You are planning a picnic on the remote tropical island of $\pi$-land. The island’s shape is a perfect semi-disk with two beaches, as illustrated below: Semicircular Beach (along the northern semicircular edge of the disk) and Diametric Beach (along the southern diameter of the disk).

If you pick a random spot on $\pi$-land for your picnic, what is the probability that it will be closer to Diametric Beach than to Semicircular Beach? (Unlike the illustrative diagram above, assume the beaches have zero width.)

The local $\pi$-landers typically measure everything from the midpoint of the Diametric Beach, so let's assume that point is the origin of our $xy$-plane, with Diametric Beach coinciding with the $x$-axis.
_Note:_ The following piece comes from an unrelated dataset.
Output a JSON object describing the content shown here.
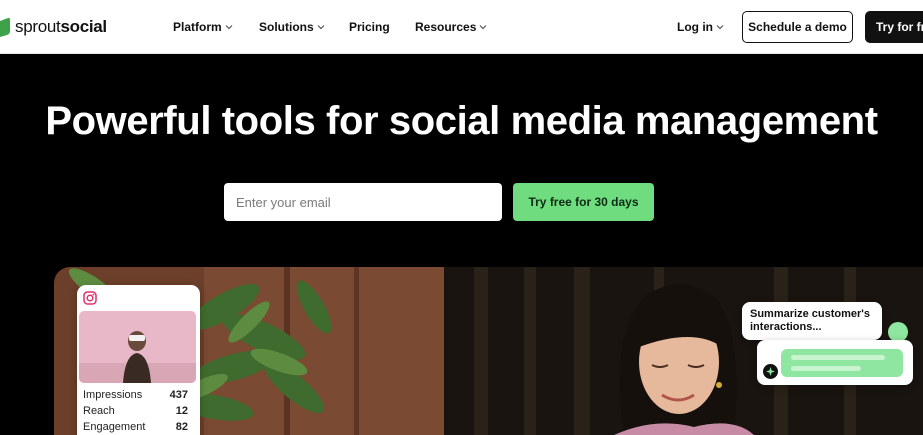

In this case, assuming that $\pi$-land has a radius of $R,$ then the entire area of $\pi$-land is $A = \frac{1}{2} \pi R^2.$ At any point $(x,y)$ on the $\pi$-land the distance to the Diametric Beach is given by $d_D (x,y) = y,$ while the distance to the Semicircular Beach is $d_S (x,y) = R - \sqrt{x^2 + y^2}.$ So the region of $\pi$-land that is closer to Diametric Beach than to Semicircular Beach is given by

$$\begin{align*} \Omega &= \left\{ (x,y) \in \mathbb{R}^2_+ \mid x^2 + y^2 \leq R^2, d_D(x,y) \leq d_S(x,y) \right\} \\ &= \left\{ (x,y) \in \mathbb{R}_+^2 \mid y \leq R - \sqrt{x^2+ y^2} \right\} \\ &= \left\{ (x,y) \in \mathbb{R}^2_+ \mid x^2 + y^2 \leq (R-y)^2 \right\} \\ &= \left\{ (x,y) \in \mathbb{R}^2_+ \mid x^2 \leq R^2 -2Ry \right\} \\ &= \left\{ (x,y) \in \mathbb{R}^2_+ \mid y \leq \frac{R^2 - x^2}{2R} \right\} \end{align*}$$

The area of $\Omega$ is given by the integral

$$A_\Omega = \int_{-R}^R \frac{R^2 - x^2}{2R} \,dx = 2 \left[ \frac{Rx}{2} - \frac{x^3}{6R} \right]^{x=R}_{x=0} = 2 \left( \frac{R^2}{2} - \frac{R^2}{6} \right) = \frac{2R^2}{3}.$$ Therefore, the probability of randomly choosing a $\pi$-land picnic spot closer to Diametric Beach than to Semicircular Beach, that is, in $\Omega,$ is given by $$p = \frac{A_\Omega}{A} = \frac{ \frac{2R^2}{3} }{ \frac{\pi R^2}{2} } = \frac{4}{3\pi} \approx 0.424413181578....$$